Midlife is also a time when a not insignificant percentage of women face the fact that they do not have, and may not ever have, children (it is also a time that many midlife women with teenagers wish they were among the childless ranks…)
Frequently, this is accepted and reflects a decision made years previously, but many times the realization is a shock.
Waiting longer for babies may mean not having them at all. This may be OK and planned, or may be something which “just slipped on by” and is now perhaps beyond your grasp.
Many women temporarily put off childbearing for their careers, “climbing the corporate ladder.” It’s their 15 year plan: work your tail off for a dozen years, get married somewhere along the line, have children in your late 30s or so. Sometimes that may slide into the early 40s. Many think that women regularly have babies into their 40s–no problem.
The fact is, fertility declines with age faster than modern pop culture has suggested. By age 42, almost 90% of a woman’s eggs are chromosomally abnormal, most incapable of being fertilized (and when they are, with a higher rate of abnormal pregnancies). Certainly, the fertility percentage of a woman in her mid 30s is less than 50% of a woman at age 25. A woman’s reproductive pinnacle is at age 27, with fertility falling off thereafter. By her late 30s, this percentage is 25%; by 42-43, it’s down to less than 5% of her 20-something counterpart.
According to the last census, one in five United States women between the age of 40 and 44 are childless; of high-achieving women earning $100,000 or more a year, almost 50% have no children!
Despite miracle advances in so many areas of medicine, the inevitable biological clock ticks on. Seeing medical miracles in women in their 50s (even 60s) having babies, many women have come to think that there is no problem having babies in their 40s.
Yes, midlife women can have babies, but the options for women over 40 are often limited to using donor eggs or surrogates.
Also unfortunate is how these biological facts collide with competing messages faced by both men and women building careers.
Many women consciously pick a career over having children. But many women don’t. “…the time just came and went… By the time it was too late, I didn’t know it was too late…”

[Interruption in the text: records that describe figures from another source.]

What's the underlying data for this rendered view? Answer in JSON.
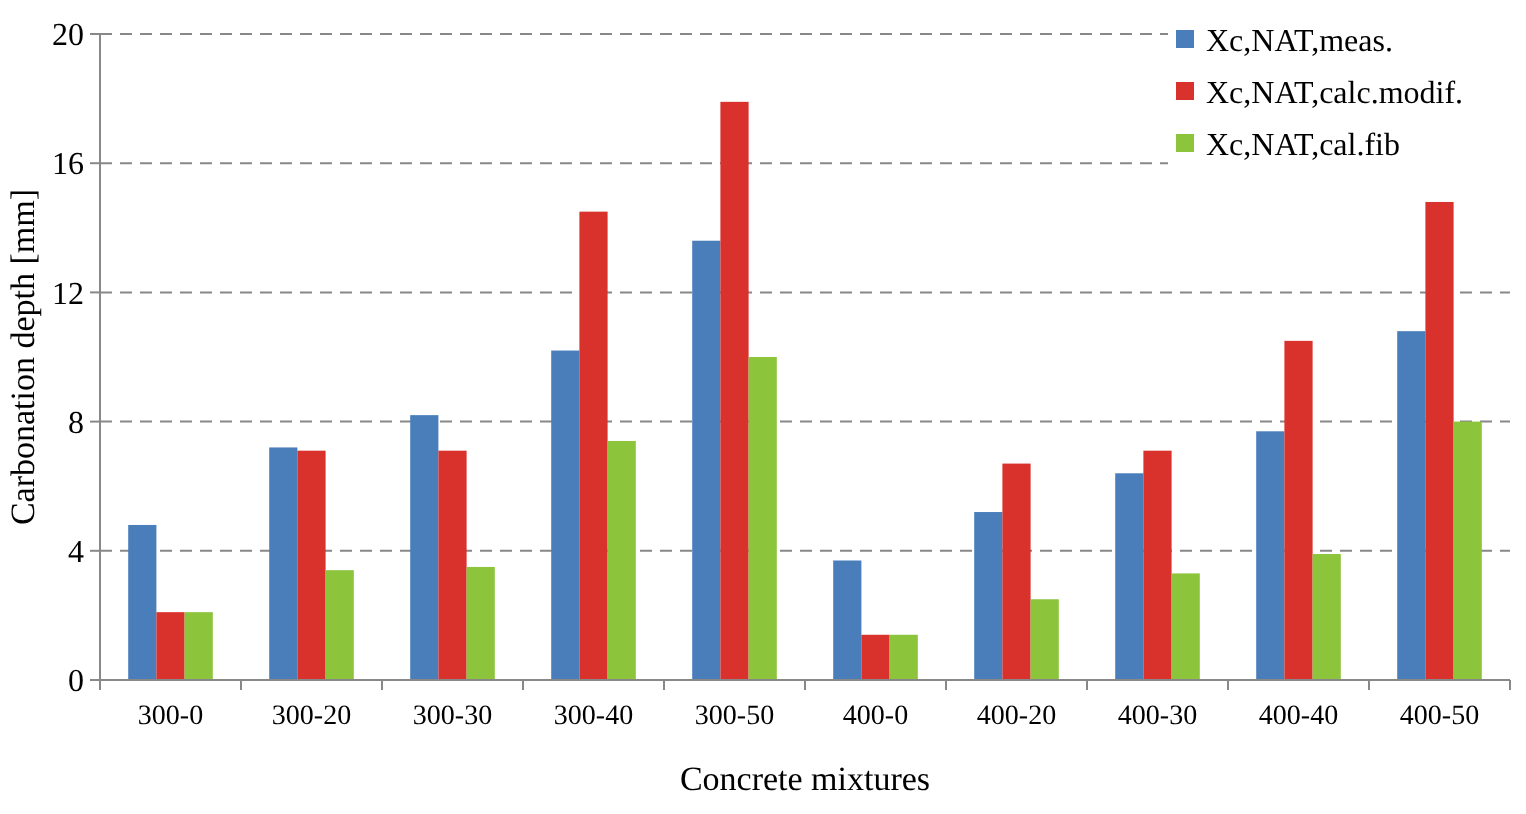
{
  "chart_data": {
    "type": "bar",
    "xlabel": "Concrete mixtures",
    "ylabel": "Carbonation depth [mm]",
    "categories": [
      "300-0",
      "300-20",
      "300-30",
      "300-40",
      "300-50",
      "400-0",
      "400-20",
      "400-30",
      "400-40",
      "400-50"
    ],
    "series": [
      {
        "name": "Xc,NAT,meas.",
        "color": "#4a7ebb",
        "values": [
          4.8,
          7.2,
          8.2,
          10.2,
          13.6,
          3.7,
          5.2,
          6.4,
          7.7,
          10.8
        ]
      },
      {
        "name": "Xc,NAT,calc.modif.",
        "color": "#d9312b",
        "values": [
          2.1,
          7.1,
          7.1,
          14.5,
          17.9,
          1.4,
          6.7,
          7.1,
          10.5,
          14.8
        ]
      },
      {
        "name": "Xc,NAT,cal.fib",
        "color": "#8cc43c",
        "values": [
          2.1,
          3.4,
          3.5,
          7.4,
          10.0,
          1.4,
          2.5,
          3.3,
          3.9,
          8.0
        ]
      }
    ],
    "ylim": [
      0,
      20
    ],
    "yticks": [
      0,
      4,
      8,
      12,
      16,
      20
    ],
    "grid": "y",
    "legend": "top right"
  }
}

Additionally startling are pregnancy outcome statistics for women over the age of 40. The miscarriage rate climbs precipitatously and is over 1 in 3 by the early/mid 40s. Likewise, the rates of preterm birth, pregnancy induced hypertension (toxemia) and c-section also soar. The risk of having a child with trisomy-21 (Downs Syndrome) is 1 in 200 at age 37/38. This increase to 1 in 100 at age 40. By age 45 it’s more than 1 in 25.
The odds of a genetic disorder increase steeply in women by their late 30s and early 40s– especially into their mid 40s.
As women age, so do their partners. The increased genetic mutational liability shouldered by midlife women extends to their male partners as well. Among other maladies, the rate of schizophrenia, for example, in adult offspring of “older” men increases precipitously, especially when these fathers are in their late 40s, 50s and 60s.
Cryopreservation of Ovarian Tissue
Cryopreservation (freezing) of potentially fertilizable eggs could have great value for women undergoing egg-toxic chemo– or radiation therapy, or for those women who wish to forego childbearing until their 40s.
Although fertilized human embryos have been successfully frozen for many years (and successfully used in most IVF programs) the successful cryopreservation of human unfertilized eggs has been elusive; the reporting of successes have been relatively few and far between. This is surprising, since cryopreservation has been performed in other mammalian eggs for quite some time.
New work is being done presently with freezing actual ovarian tissue (collected usually by laparoscopic biopsies) isolating primordial and primary follicles, and successfully cryopreserving these cells (although fertilizability and embryo normality is still unknown).
Look for this work to continue. I predict the time is not far off when women will be able to cryopreserve either individual oocytes, or a small portion of ovarian tissue, for later fertilization and IVF embryo transfer.
So, to the 20-25% of you reading this book who are childless: you are not alone. Hopefully it is by choice. If by chance, and if you want it badly enough (and have the funds to see it through), consult your local gyn reproductive endocrinologist (fertility specialist). SART (The Society of Advanced Reproductive Technologies) (205) 978-5000) can advise you where to find someone who can help.
The take-home message: choose, or biology will do it for you.